Life back in their village, of settled nomads and farmers, was not so bad. There is even a school now, though it does not use Tibetan beyond the primary years, and it came too late for them. They endured this ordeal simply to see the Dalai Lama. This they achieved, at the audience. Given the chance to call their village to leave a message for their parents that they are safe, the first, tearful, news one tells the friend who answers the phone is that they have seen His Holiness. (“He looks just 40!”)
When they left home, they meant simply to make their pilgrimage and return, smuggling tapes and pictures of the Dalai Lama for the friends they left behind. Having heard, however, that they could attend TTS, they made plans to stay five years. This resolution was already wavering after the phone call home.
No direction home
Most exiles in India, however—some 100,000 of them—are there for the long haul. Tsultrim Dorgee Chunang, general secretary of the Tibetan Youth Congress (TYC), loyally puts the Dalai Lama's lifespan at 110. Even so, he argues, Tibetans should be preparing for life without him, but are not. The Dalai Lama himself has, in his way, done his bit to prepare them. He has imposed a sort of democracy. There is a largely elected, 46-member, parliament and, since 2001, a directly elected prime minister.
However, there is something in Mr Chunang's charge that many exiled Tibetans refuse to take responsibility for their own futures because they rely on the Dalai Lama. The Tibetan Women's Association, for example, went through a protracted debate over its stand on the Dalai Lama's proposal of a “middle way” short of full independence. The conclusion was to follow the Dalai Lama, whatever his position may be.
The TYC has not dropped the demand for independence, but does not criticise the Dalai Lama. Mr Chunang says it would see autonomy only as a stepping-stone to independence, and that the TYC's commitment to non-violence might weaken when the Dalai Lama dies. The railway will make an obvious terrorist target.

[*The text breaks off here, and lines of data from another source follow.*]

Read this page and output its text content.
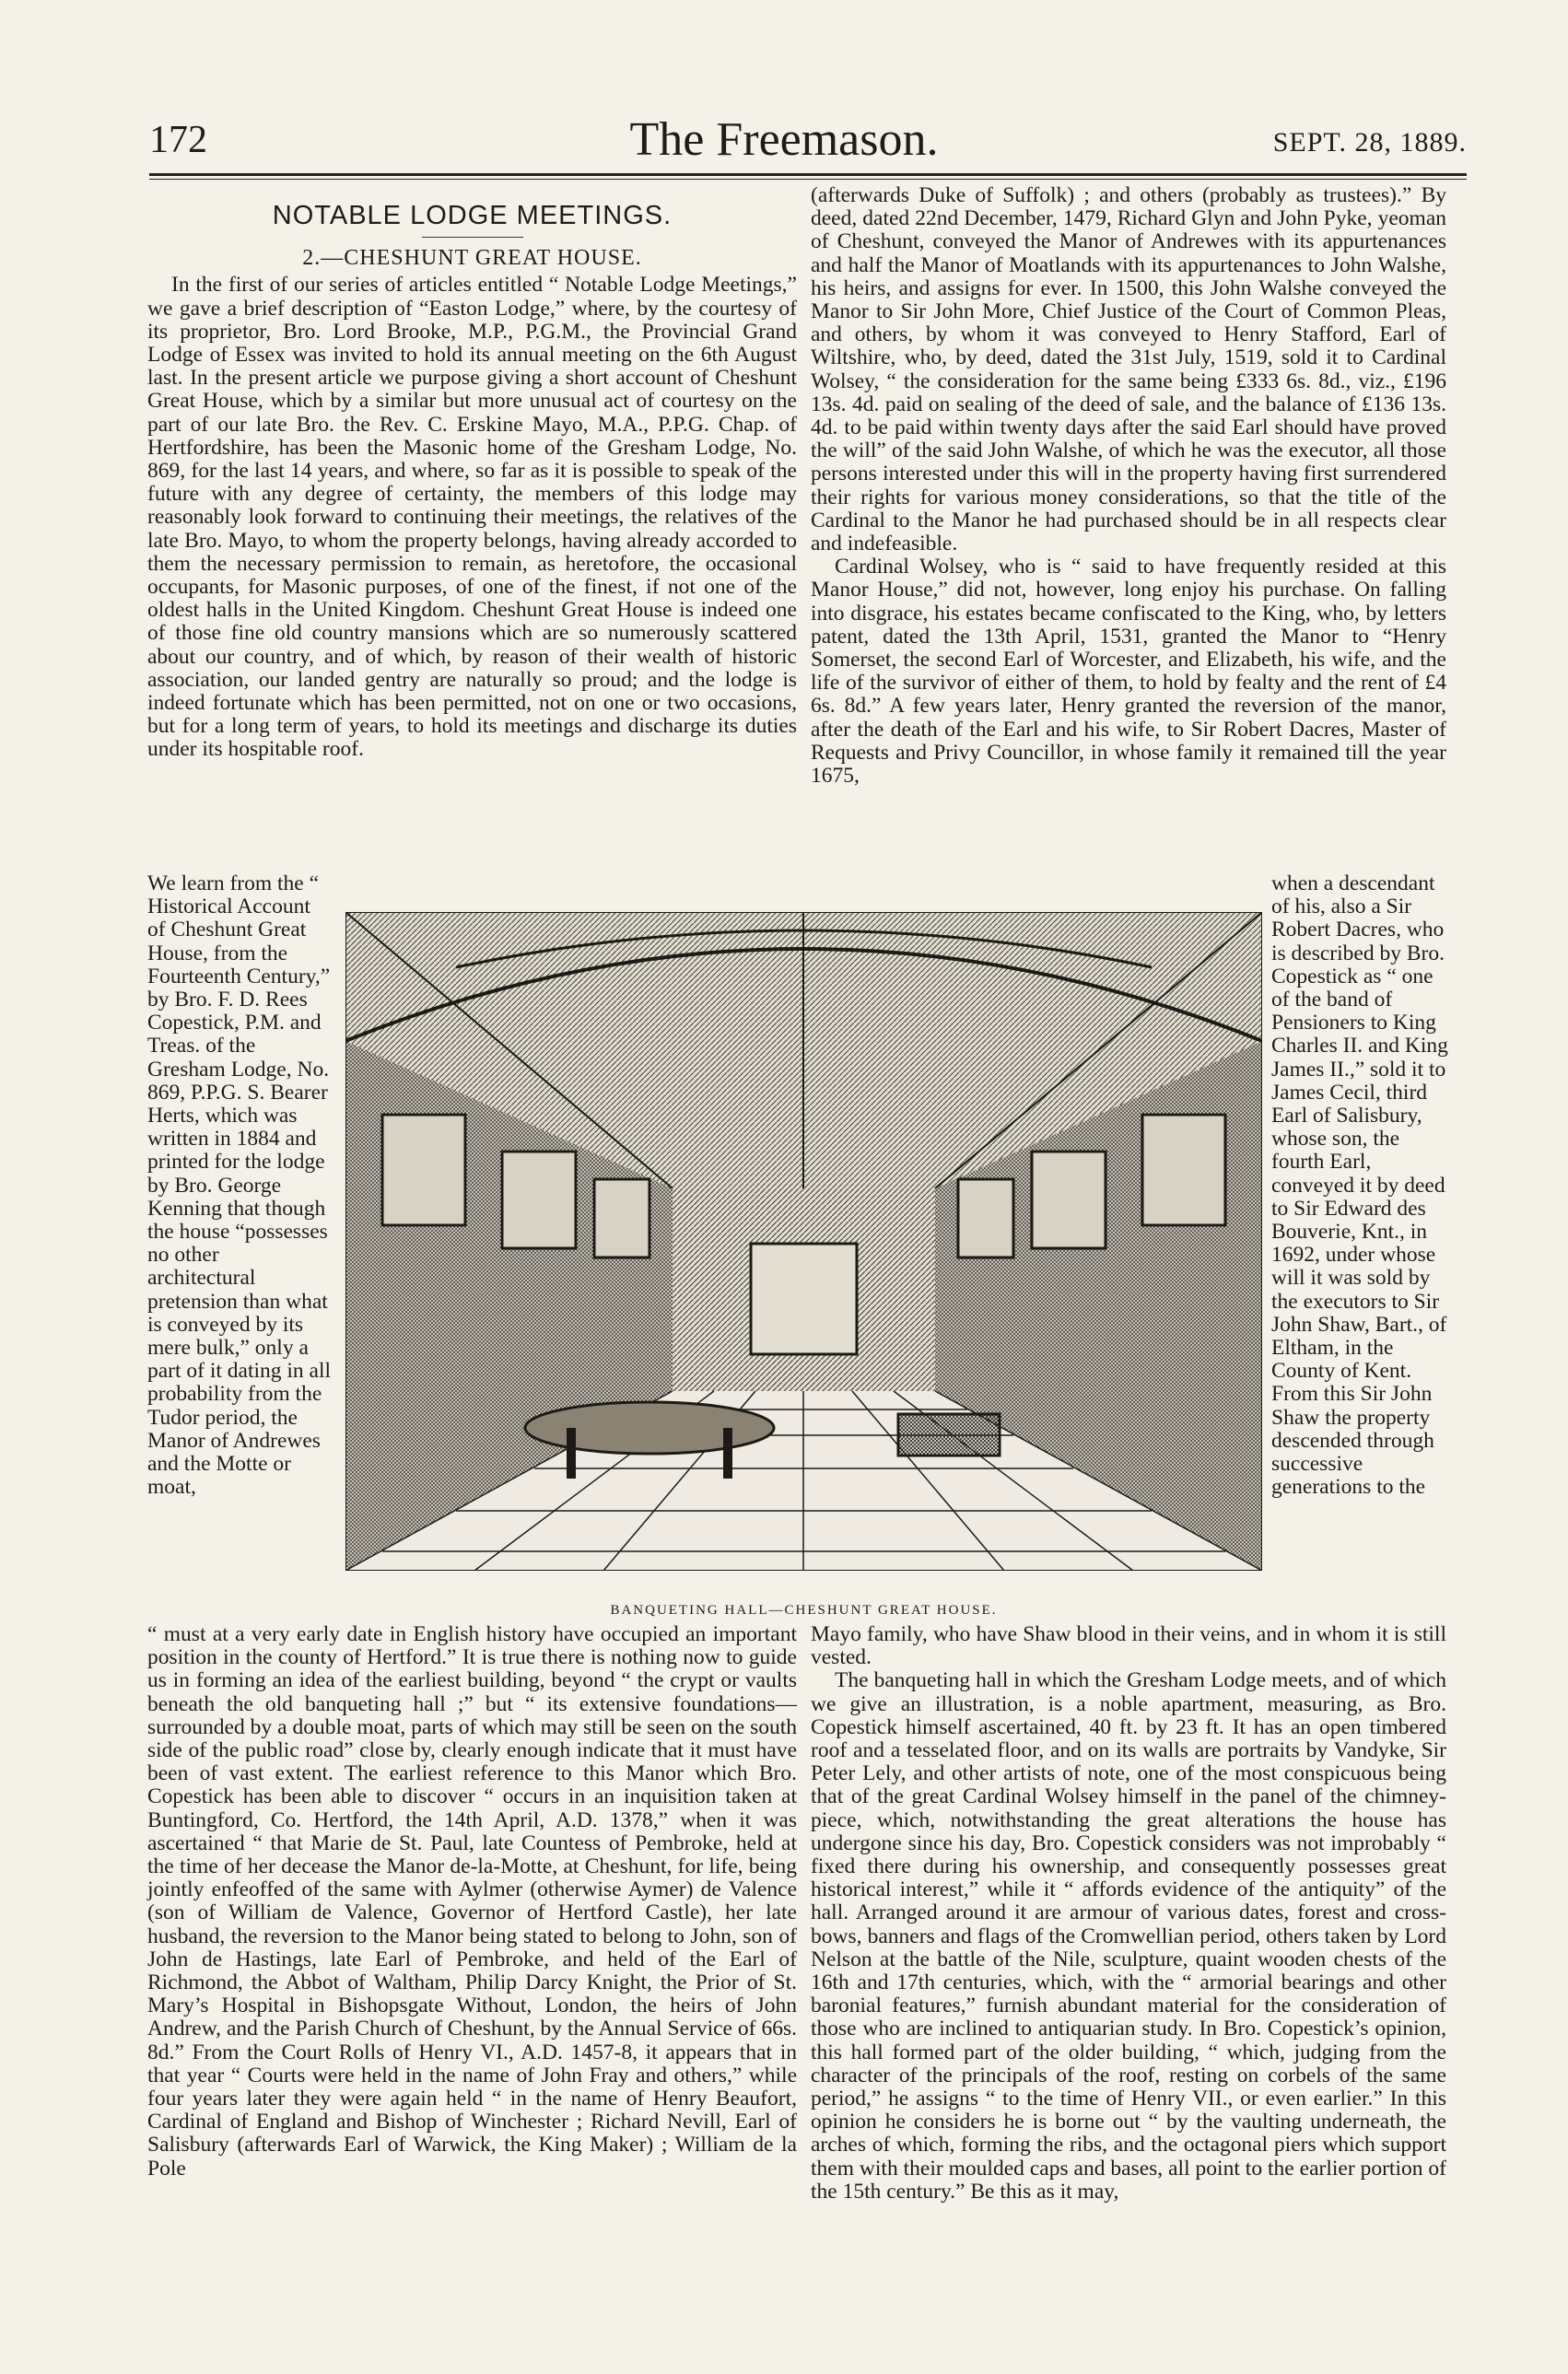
172	The Freemason.	SEPT. 28, 1889.
NOTABLE LODGE MEETINGS.
2.—CHESHUNT GREAT HOUSE.

In the first of our series of articles entitled “ Notable Lodge Meetings,” we gave a brief description of “Easton Lodge,” where, by the courtesy of its proprietor, Bro. Lord Brooke, M.P., P.G.M., the Provincial Grand Lodge of Essex was invited to hold its annual meeting on the 6th August last. In the present article we purpose giving a short account of Cheshunt Great House, which by a similar but more unusual act of courtesy on the part of our late Bro. the Rev. C. Erskine Mayo, M.A., P.P.G. Chap. of Hertfordshire, has been the Masonic home of the Gresham Lodge, No. 869, for the last 14 years, and where, so far as it is possible to speak of the future with any degree of certainty, the members of this lodge may reasonably look forward to continuing their meetings, the relatives of the late Bro. Mayo, to whom the property belongs, having already accorded to them the necessary permission to remain, as heretofore, the occasional occupants, for Masonic purposes, of one of the finest, if not one of the oldest halls in the United Kingdom. Cheshunt Great House is indeed one of those fine old country mansions which are so numerously scattered about our country, and of which, by reason of their wealth of historic association, our landed gentry are naturally so proud; and the lodge is indeed fortunate which has been permitted, not on one or two occasions, but for a long term of years, to hold its meetings and discharge its duties under its hospitable roof.

We learn from the “ Historical Account of Cheshunt Great House, from the Fourteenth Century,” by Bro. F. D. Rees Copestick, P.M. and Treas. of the Gresham Lodge, No. 869, P.P.G. S. Bearer Herts, which was written in 1884 and printed for the lodge by Bro. George Kenning that though the house “possesses no other architectural pretension than what is conveyed by its mere bulk,” only a part of it dating in all probability from the Tudor period, the Manor of Andrewes and the Motte or moat,

BANQUETING HALL—CHESHUNT GREAT HOUSE.

“ must at a very early date in English history have occupied an important position in the county of Hertford.” It is true there is nothing now to guide us in forming an idea of the earliest building, beyond “ the crypt or vaults beneath the old banqueting hall ;” but “ its extensive foundations—surrounded by a double moat, parts of which may still be seen on the south side of the public road” close by, clearly enough indicate that it must have been of vast extent. The earliest reference to this Manor which Bro. Copestick has been able to discover “ occurs in an inquisition taken at Buntingford, Co. Hertford, the 14th April, A.D. 1378,” when it was ascertained “ that Marie de St. Paul, late Countess of Pembroke, held at the time of her decease the Manor de-la-Motte, at Cheshunt, for life, being jointly enfeoffed of the same with Aylmer (otherwise Aymer) de Valence (son of William de Valence, Governor of Hertford Castle), her late husband, the reversion to the Manor being stated to belong to John, son of John de Hastings, late Earl of Pembroke, and held of the Earl of Richmond, the Abbot of Waltham, Philip Darcy Knight, the Prior of St. Mary’s Hospital in Bishopsgate Without, London, the heirs of John Andrew, and the Parish Church of Cheshunt, by the Annual Service of 66s. 8d.” From the Court Rolls of Henry VI., A.D. 1457-8, it appears that in that year “ Courts were held in the name of John Fray and others,” while four years later they were again held “ in the name of Henry Beaufort, Cardinal of England and Bishop of Winchester ; Richard Nevill, Earl of Salisbury (afterwards Earl of Warwick, the King Maker) ; William de la Pole

(afterwards Duke of Suffolk) ; and others (probably as trustees).” By deed, dated 22nd December, 1479, Richard Glyn and John Pyke, yeoman of Cheshunt, conveyed the Manor of Andrewes with its appurtenances and half the Manor of Moatlands with its appurtenances to John Walshe, his heirs, and assigns for ever. In 1500, this John Walshe conveyed the Manor to Sir John More, Chief Justice of the Court of Common Pleas, and others, by whom it was conveyed to Henry Stafford, Earl of Wiltshire, who, by deed, dated the 31st July, 1519, sold it to Cardinal Wolsey, “ the consideration for the same being £333 6s. 8d., viz., £196 13s. 4d. paid on sealing of the deed of sale, and the balance of £136 13s. 4d. to be paid within twenty days after the said Earl should have proved the will” of the said John Walshe, of which he was the executor, all those persons interested under this will in the property having first surrendered their rights for various money considerations, so that the title of the Cardinal to the Manor he had purchased should be in all respects clear and indefeasible.

Cardinal Wolsey, who is “ said to have frequently resided at this Manor House,” did not, however, long enjoy his purchase. On falling into disgrace, his estates became confiscated to the King, who, by letters patent, dated the 13th April, 1531, granted the Manor to “Henry Somerset, the second Earl of Worcester, and Elizabeth, his wife, and the life of the survivor of either of them, to hold by fealty and the rent of £4 6s. 8d.” A few years later, Henry granted the reversion of the manor, after the death of the Earl and his wife, to Sir Robert Dacres, Master of Requests and Privy Councillor, in whose family it remained till the year 1675,

when a descendant of his, also a Sir Robert Dacres, who is described by Bro. Copestick as “ one of the band of Pensioners to King Charles II. and King James II.,” sold it to James Cecil, third Earl of Salisbury, whose son, the fourth Earl, conveyed it by deed to Sir Edward des Bouverie, Knt., in 1692, under whose will it was sold by the executors to Sir John Shaw, Bart., of Eltham, in the County of Kent. From this Sir John Shaw the property descended through successive generations to the

Mayo family, who have Shaw blood in their veins, and in whom it is still vested.

The banqueting hall in which the Gresham Lodge meets, and of which we give an illustration, is a noble apartment, measuring, as Bro. Copestick himself ascertained, 40 ft. by 23 ft. It has an open timbered roof and a tesselated floor, and on its walls are portraits by Vandyke, Sir Peter Lely, and other artists of note, one of the most conspicuous being that of the great Cardinal Wolsey himself in the panel of the chimney-piece, which, notwithstanding the great alterations the house has undergone since his day, Bro. Copestick considers was not improbably “ fixed there during his ownership, and consequently possesses great historical interest,” while it “ affords evidence of the antiquity” of the hall. Arranged around it are armour of various dates, forest and cross-bows, banners and flags of the Cromwellian period, others taken by Lord Nelson at the battle of the Nile, sculpture, quaint wooden chests of the 16th and 17th centuries, which, with the “ armorial bearings and other baronial features,” furnish abundant material for the consideration of those who are inclined to antiquarian study. In Bro. Copestick’s opinion, this hall formed part of the older building, “ which, judging from the character of the principals of the roof, resting on corbels of the same period,” he assigns “ to the time of Henry VII., or even earlier.” In this opinion he considers he is borne out “ by the vaulting underneath, the arches of which, forming the ribs, and the octagonal piers which support them with their moulded caps and bases, all point to the earlier portion of the 15th century.” Be this as it may,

This sort of talk allows China, which professes not to understand such differences of opinion, to accuse the Dalai Lama of insincerity. But it is also why so many Tibetans fear the Dalai Lama's death and urge China to make the most of his willingness to compromise. The Dalai Lama himself takes encouragement from stirrings of sympathetic interest in Tibet within China, and from his conviction that China's “totalitarian system” will change.
“If you look locally,” he concedes, “it is almost hopeless.”“But from a broader perspective, there's hope.” China's continued vilification of the Dalai Lama personally, however, gives little hint of a readiness to treat with him. Rather, it speaks of an aggressive rising power determined the Dalai Lama will die on the wrong side of the mountains, and the wrong side of history.